Little White Lies
Review by Tim Carson
WRITTEN and directed by César-winning (that’s French Bafta) director Guillaume Canet, Little White Lies (Les Petits Mouchoirs) is a French comedy drama that packs in more laughs and more tears than most similar Hollywood movies. It’s no wonder it’s become one of the biggest box office hits in French cinema history.
With an all-star ensemble cast including Bafta-winning actress Marion Cotillard (Inception, La Vie En Rose) and another César winner François Cluzet (Tell No One) it’s a powerful exploration of friendship and what it really means.
The film is centred on a group of friends and their annual holiday at the luxurious beach house of the wealthy and successful restaurateur Max (Cluzet). The friends’ plans are thrown into chaos when one of the group, the boisterous Ludo, is badly hurt in an accident.
After some debate they decide to press ahead with their holiday but this year it won’t just be Ludo’s accident that will rock their friendships as emotions run high in some unexpected ways.
Canet populates the film with a rich mix of characters: the kooky Marie (Cotillard); the seemingly happy family man Vincent, his wife Isa and their son; the love-sick Antoine; the vain and flirtatious actor Eric; the uptight Max, his eco-friendly wife Veronique and their two children; and the down-to-earth fisherman Jean-Louis.
The film explores the complexities of such a group and, of course, the little white lies everyone tells to keep the peace or be supportive. Whether that’s as simple as agreeing what food to buy in the supermarket or the more complex realisation that, although you are happily married, you are in love with one of your male friends. And naturally it creates plenty of scope for conflict, humour and a few tears.
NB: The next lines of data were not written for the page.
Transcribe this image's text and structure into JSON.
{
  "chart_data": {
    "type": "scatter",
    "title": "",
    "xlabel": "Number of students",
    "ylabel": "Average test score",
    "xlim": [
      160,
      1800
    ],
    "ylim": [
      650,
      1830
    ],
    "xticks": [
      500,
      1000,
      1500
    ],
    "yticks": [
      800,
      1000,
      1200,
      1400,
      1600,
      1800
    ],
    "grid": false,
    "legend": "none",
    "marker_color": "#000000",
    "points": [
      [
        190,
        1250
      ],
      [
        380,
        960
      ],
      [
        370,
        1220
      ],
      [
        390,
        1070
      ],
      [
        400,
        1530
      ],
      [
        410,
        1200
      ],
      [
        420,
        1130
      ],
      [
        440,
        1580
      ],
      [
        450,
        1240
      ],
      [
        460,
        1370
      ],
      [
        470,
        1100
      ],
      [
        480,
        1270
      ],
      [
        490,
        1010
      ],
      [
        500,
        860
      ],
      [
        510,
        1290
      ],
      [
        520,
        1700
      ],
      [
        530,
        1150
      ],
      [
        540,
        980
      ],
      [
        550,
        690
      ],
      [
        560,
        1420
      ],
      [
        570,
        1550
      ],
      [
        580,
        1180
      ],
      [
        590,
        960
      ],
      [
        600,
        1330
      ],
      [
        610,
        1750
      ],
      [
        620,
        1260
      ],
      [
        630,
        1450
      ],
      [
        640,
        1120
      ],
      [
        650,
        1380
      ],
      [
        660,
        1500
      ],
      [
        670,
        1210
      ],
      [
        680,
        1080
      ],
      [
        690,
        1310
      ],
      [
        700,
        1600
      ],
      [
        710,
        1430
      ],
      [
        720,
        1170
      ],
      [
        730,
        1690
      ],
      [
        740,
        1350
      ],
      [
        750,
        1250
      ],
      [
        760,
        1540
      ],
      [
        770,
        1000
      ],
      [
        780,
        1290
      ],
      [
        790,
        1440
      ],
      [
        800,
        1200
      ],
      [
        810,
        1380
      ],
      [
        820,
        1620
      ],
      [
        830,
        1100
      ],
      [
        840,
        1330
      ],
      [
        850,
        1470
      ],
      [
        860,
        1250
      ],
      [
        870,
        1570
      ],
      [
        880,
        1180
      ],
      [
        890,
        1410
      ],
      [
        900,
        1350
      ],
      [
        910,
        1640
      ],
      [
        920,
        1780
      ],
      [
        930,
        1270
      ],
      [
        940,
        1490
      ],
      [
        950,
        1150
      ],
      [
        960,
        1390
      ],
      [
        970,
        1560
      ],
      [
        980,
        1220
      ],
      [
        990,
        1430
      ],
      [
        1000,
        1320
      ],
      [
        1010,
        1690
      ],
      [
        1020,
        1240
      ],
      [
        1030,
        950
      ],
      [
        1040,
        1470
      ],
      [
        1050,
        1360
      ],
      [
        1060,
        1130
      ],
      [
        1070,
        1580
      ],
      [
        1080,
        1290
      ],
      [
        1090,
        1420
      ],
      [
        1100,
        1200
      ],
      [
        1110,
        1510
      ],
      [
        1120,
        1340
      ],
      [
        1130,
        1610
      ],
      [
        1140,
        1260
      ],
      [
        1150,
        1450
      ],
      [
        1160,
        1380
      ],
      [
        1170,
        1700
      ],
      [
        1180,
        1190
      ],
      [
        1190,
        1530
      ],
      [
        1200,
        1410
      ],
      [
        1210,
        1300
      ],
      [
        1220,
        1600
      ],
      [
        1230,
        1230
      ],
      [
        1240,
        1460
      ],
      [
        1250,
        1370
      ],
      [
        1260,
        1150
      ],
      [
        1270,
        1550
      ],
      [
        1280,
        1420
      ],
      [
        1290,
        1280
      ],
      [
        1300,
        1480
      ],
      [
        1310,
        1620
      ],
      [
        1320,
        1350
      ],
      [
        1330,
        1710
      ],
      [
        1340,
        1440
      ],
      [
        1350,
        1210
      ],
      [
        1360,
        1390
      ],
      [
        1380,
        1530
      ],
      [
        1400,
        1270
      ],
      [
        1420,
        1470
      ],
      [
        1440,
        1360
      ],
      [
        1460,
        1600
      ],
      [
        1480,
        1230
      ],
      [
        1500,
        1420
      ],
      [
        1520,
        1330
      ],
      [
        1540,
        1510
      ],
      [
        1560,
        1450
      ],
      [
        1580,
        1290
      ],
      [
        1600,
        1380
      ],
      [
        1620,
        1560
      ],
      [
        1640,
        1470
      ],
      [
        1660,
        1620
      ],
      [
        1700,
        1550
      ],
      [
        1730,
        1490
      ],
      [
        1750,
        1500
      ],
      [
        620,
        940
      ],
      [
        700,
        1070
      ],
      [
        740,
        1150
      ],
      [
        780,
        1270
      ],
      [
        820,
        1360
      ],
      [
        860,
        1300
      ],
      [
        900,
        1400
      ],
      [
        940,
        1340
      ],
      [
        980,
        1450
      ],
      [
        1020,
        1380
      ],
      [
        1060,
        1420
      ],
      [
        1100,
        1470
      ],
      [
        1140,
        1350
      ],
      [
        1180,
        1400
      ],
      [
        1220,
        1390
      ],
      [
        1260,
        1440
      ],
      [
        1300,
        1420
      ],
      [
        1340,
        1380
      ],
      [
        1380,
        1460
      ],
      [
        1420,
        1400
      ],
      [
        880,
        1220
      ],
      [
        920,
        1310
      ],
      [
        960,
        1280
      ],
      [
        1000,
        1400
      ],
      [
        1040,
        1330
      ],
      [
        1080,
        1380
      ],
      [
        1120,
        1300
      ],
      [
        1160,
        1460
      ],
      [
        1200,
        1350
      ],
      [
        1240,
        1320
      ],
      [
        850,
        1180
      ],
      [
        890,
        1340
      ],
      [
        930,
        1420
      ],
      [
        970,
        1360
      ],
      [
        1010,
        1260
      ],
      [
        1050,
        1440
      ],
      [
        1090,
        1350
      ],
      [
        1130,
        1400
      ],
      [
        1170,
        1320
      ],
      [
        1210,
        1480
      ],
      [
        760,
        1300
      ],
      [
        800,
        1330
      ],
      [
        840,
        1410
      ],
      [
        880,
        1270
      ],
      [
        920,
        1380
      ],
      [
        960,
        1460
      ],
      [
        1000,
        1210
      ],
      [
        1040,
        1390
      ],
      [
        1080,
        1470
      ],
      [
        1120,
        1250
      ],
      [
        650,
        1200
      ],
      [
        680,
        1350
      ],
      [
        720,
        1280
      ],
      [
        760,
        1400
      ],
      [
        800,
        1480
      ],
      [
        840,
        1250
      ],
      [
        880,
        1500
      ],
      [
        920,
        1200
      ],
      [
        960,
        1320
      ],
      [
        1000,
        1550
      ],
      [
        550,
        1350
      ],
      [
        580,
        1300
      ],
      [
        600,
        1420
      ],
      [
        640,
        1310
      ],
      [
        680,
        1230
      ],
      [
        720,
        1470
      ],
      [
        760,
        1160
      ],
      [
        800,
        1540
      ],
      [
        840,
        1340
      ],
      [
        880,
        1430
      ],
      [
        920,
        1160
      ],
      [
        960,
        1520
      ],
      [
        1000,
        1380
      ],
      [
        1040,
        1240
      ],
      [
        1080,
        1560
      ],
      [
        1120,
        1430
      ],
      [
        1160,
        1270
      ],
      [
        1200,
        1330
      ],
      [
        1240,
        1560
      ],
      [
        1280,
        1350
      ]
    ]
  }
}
While on the surface everyone gets on famously and is having a fun holiday, despite their friend Ludo’s absence, the tension in the group grows and grows before exploding with comic and tragic consequences.
There are some hilarious moments as well as heart-breaking ones and for the most part Canet manages to balance the light with dark pretty well. He’s helped by his strong cast who create believable characters you can identify with and care about.
While told at the leisurely pace typical of much French cinema the film never feels long and it looks beautiful too – although it would be hard not to make the Cap-Ferret location look ugly.
Little White Lies has something for everyone and is well worth catching – especially before you plan that next holiday away with your mates.